En général les berges très élevées et abruptes du Mékong permettent en beaucoup d’endroits l’installation de deux câbles, l’un pour l’aller, l’autre pour le retour, tous deux très inclinés, si bien que malgré la tension insuffisante du pont, l’on parcourt en une quinzaine de secondes les quelque 120 ou 150 mètres qui séparent les deux pieux. Il arrive que les berges n’étant pas assez escarpées, le câble n’ait plus assez de pente et malgré tout le beurre dont vous aurez graissé l’intérieur du wagon ou toute l’eau que vous aurez en cours de route versé sur le câble, l’élan ne sera pas assez fort pour vous transporter jusque sur la rive opposée: il faut alors se hisser à la force des poignets, et dans ce cas je ne vous dirai pas combien d’échardes de bambou vous auront endolori les mains.

En maints endroits, on n’a jeté qu’un câble pour aller et retour: imaginez dans ce cas à quel violent exercice il faut se livrer pour atteindre la rive.

Enfin, ne nous plaignons pas aujourd’hui, nous disposons d’un câble qui n’est pas de première qualité, mais qui est bon encore. Nous ne pouvons évidemment pas faire passer le fleuve à nos montures. Heureusement que sur la rive droite du Mékong, nous pouvons louer deux chevaux, l’un pour les bagages et l’autre que nous monterons tour à tour. Et nous gravissons à une allure réjouissante les premiers contreforts de la montagne, et entrons dans le vallon de Latsa. Au village lyssou de Kiatse, nous logeons, comme d’ordinaire, chez le chef, notre ami Diamba, qui se met à notre service ainsi que son fils pour porter notre bagage.

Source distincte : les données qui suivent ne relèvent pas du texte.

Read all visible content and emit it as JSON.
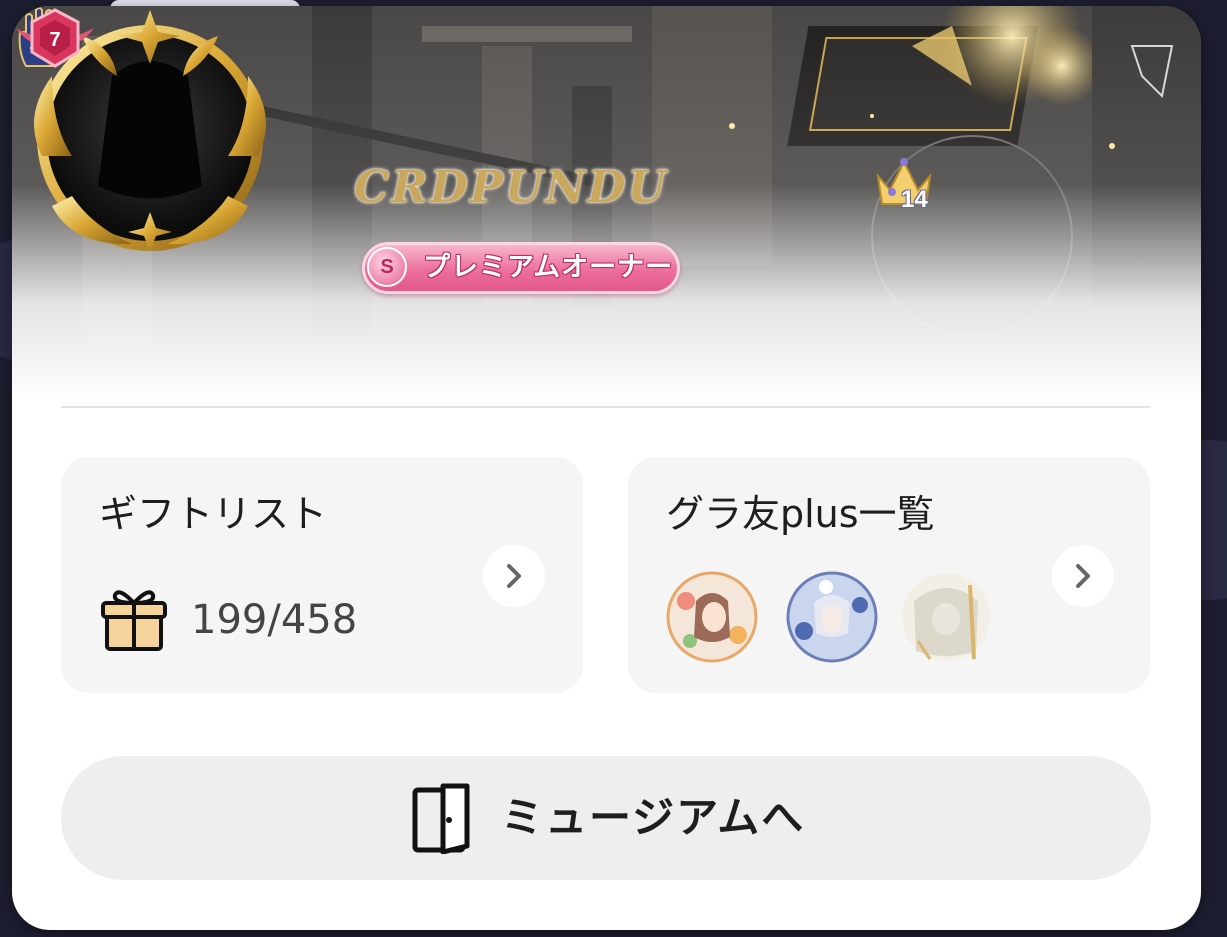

Mardi 9 juillet. La nuit n’a pas été bonne : des puces, des puces ! et des escadrons de rats en continuel exercice de course, poussant l’audace jusqu’à venir s’amuser sur nos visages.

Au départ, le chef Diamba souffrant d’un oeil…. et trouvant sans doute sa charge trop lourde, s’excuse et trouve un remplaçant. Nous le regrettons, parce que nous pouvions nous entretenir avec lui, grâce au thibétain qu’il parle couramment avec notre domestique Tolo. Nous nous débrouillerons de notre mieux avec nos Lyssous, à force de gestes et aussi grâce à Monsieur Chappelet qui connaît un peu leur langue. ” Au grand revers “, nom donné à un certain coude au milieu de la forêt, la pluie se met à tomber à verse. Ce n’est pas sans peine que nous décidons nos porteurs à continuer jusqu’au delà de la forêt, à l’endroit où Messieurs Coquoz et Chappelet et le frère Duc bivouaquèrent durant l’hiver de 1934. Nous dressons notre tente, tandis que Maître Tolo et les Lyssous montent un refuge avec des toiles cirées et des bambous.

Mercredi 10 juillet. Dans la matinée, nous montons à ” l’encoche” ou premier col ( 3.750 m. ), situé à une demi-heure du véritable col de Latsa, et qui fait communiquer par leur sommet deux ;vallées latérales du Mékong. C’est là, à une centaine de mètres du chemin, que nous construirons cette année un premier refuge. Ce matin donc, nous examinons de près l’emplacement du futur hospice, mais qu’il est difficile de circuler dans ces parages, tapissés de bambous et de rhododendrons !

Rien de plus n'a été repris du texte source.